Heterotopy is the spatial analogue of heterochrony: it is evolutionary change in the site of expression of a phenotypic trait. Gould (1977) attributes the word “heterotopy” to Haeckel, who used it in a more specialized way, to mean evolutionary change in the germ layer from which an organ differentiates. Wray and McClay (1989, p. 810) list several examples of heterotopy, including the origin of muscles in tetrapod forelimbs from different somites, the origin of vertebrate primordial germ cells from different germ layers, and homeotic “heterotopic” mutations that transfer appendages from one body segment to another.
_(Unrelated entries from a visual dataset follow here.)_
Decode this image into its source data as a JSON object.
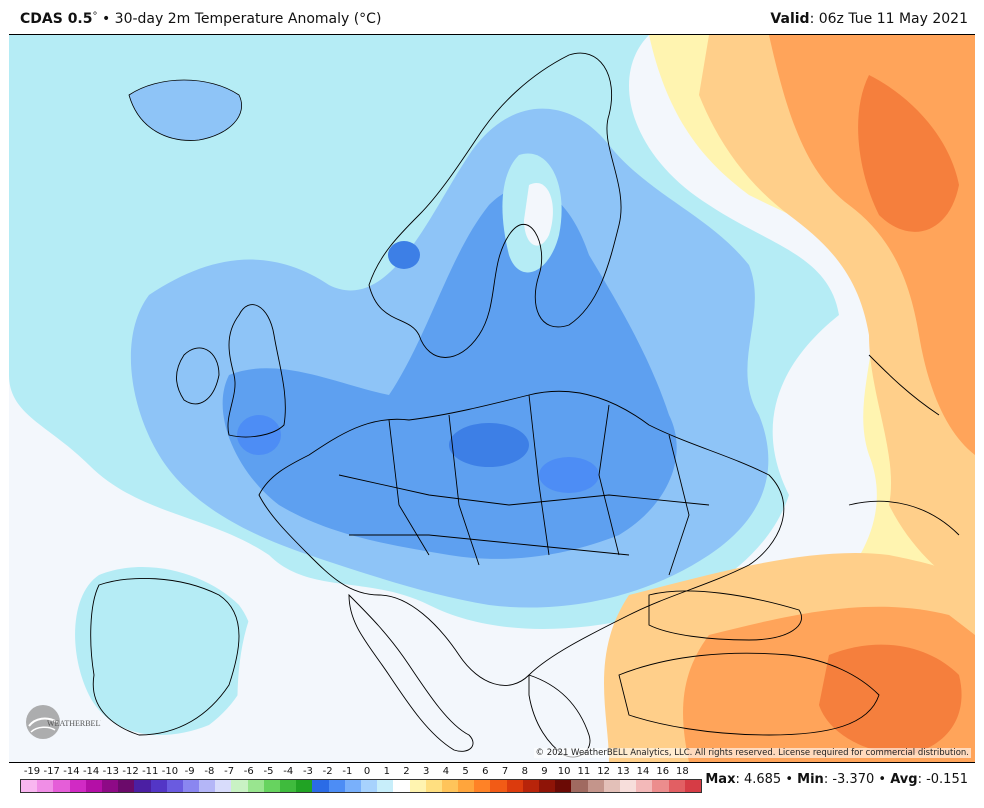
{
  "header": {
    "model": "CDAS 0.5",
    "degree_mark": "°",
    "separator": "•",
    "title": "30-day 2m Temperature Anomaly (°C)",
    "valid_label": "Valid",
    "valid_value": ": 06z Tue 11 May 2021"
  },
  "map": {
    "copyright": "© 2021 WeatherBELL Analytics, LLC. All rights reserved. License required for commercial distribution.",
    "logo_text": "WEATHERBELL"
  },
  "colorbar": {
    "labels": [
      "-19",
      "-17",
      "-14",
      "-14",
      "-13",
      "-12",
      "-11",
      "-10",
      "-9",
      "-8",
      "-7",
      "-6",
      "-5",
      "-4",
      "-3",
      "-2",
      "-1",
      "0",
      "1",
      "2",
      "3",
      "4",
      "5",
      "6",
      "7",
      "8",
      "9",
      "10",
      "11",
      "12",
      "13",
      "14",
      "16",
      "18"
    ],
    "colors": [
      "#f9b6f0",
      "#f08ee6",
      "#e55ed8",
      "#d12ac4",
      "#b40fa6",
      "#8e0a86",
      "#6b0a6a",
      "#4b1fa3",
      "#5336c6",
      "#6a5be0",
      "#8a86f0",
      "#b4b6f7",
      "#d8dcfb",
      "#c9f2c4",
      "#99e58f",
      "#67d35f",
      "#3fbb3d",
      "#21a324",
      "#2b6be6",
      "#4d8df5",
      "#79b0fb",
      "#a7d2fd",
      "#c8eefa",
      "#ffffff",
      "#fff4b0",
      "#ffdf80",
      "#ffc45a",
      "#ffa53c",
      "#ff8226",
      "#f25b16",
      "#dc3b0d",
      "#b8240a",
      "#8f1407",
      "#6b0a05",
      "#a06a60",
      "#c4958b",
      "#e3c0b8",
      "#f7dedb",
      "#f3b9b9",
      "#ec8d8d",
      "#e25f63",
      "#d63c45"
    ]
  },
  "stats": {
    "max_label": "Max",
    "max_value": ": 4.685",
    "min_label": "Min",
    "min_value": ": -3.370",
    "avg_label": "Avg",
    "avg_value": ": -0.151",
    "sep": "•"
  },
  "legend_colors": {
    "light_cyan": "#b5ecf5",
    "light_blue": "#8ec4f7",
    "mid_blue": "#5ea0f0",
    "deep_blue": "#3d7fe6",
    "pale_white": "#f3f7fc",
    "pale_yellow": "#fff4b0",
    "light_orange": "#ffcf8a",
    "orange": "#ffa45a",
    "deep_orange": "#f57f3d"
  }
}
A broad definition of heterotopy extends the concept to include spatial patterning, not only transposition from one location to another, but spatial organization of quantitative processes such as growth (Zellditch et al., 1992) or the location of precursors during the development of homologous traits (Wray and McClay, 1988, p. 313). As in other categorizations of transitions, heterotopies could as well be classified in other ways, such as duplication. Severtzoff signaled a general relationship between heterochrony and heterotopy when he wrote that “heterochrony in development is a means of topographic coordination; i.e., new adaptation of the parts to each other.” Many morphological heterochronies in plants produce heterotopic change, since the morphological ontogeny of a plant is recorded in its adult architecture. Thus, changes in timing of expression of juvenile and adult leaf forms result in heterotopic change in architecture of the mature plant, with the juvenile leaves appearing high on the stem, rather than only basally as before. A clear and oft-described example of environmentally mediated heterotopic change was demonstrated in early experiments on melanization in the Himalayan rabbit (Sturtevant, 1913; Iljin, 1927; Iljin and Iljin, 1930; see discussions in Schmalhausen, 1949 [1986]; Huxley, 1942; Levinton, 1988). In the Himalayan rabbit, as in the Siamese cat, pigment normally develops only in the extremities, where skin temperature is below the general body temperature. Individuals raised at temperatures above 30°C develop white extremities.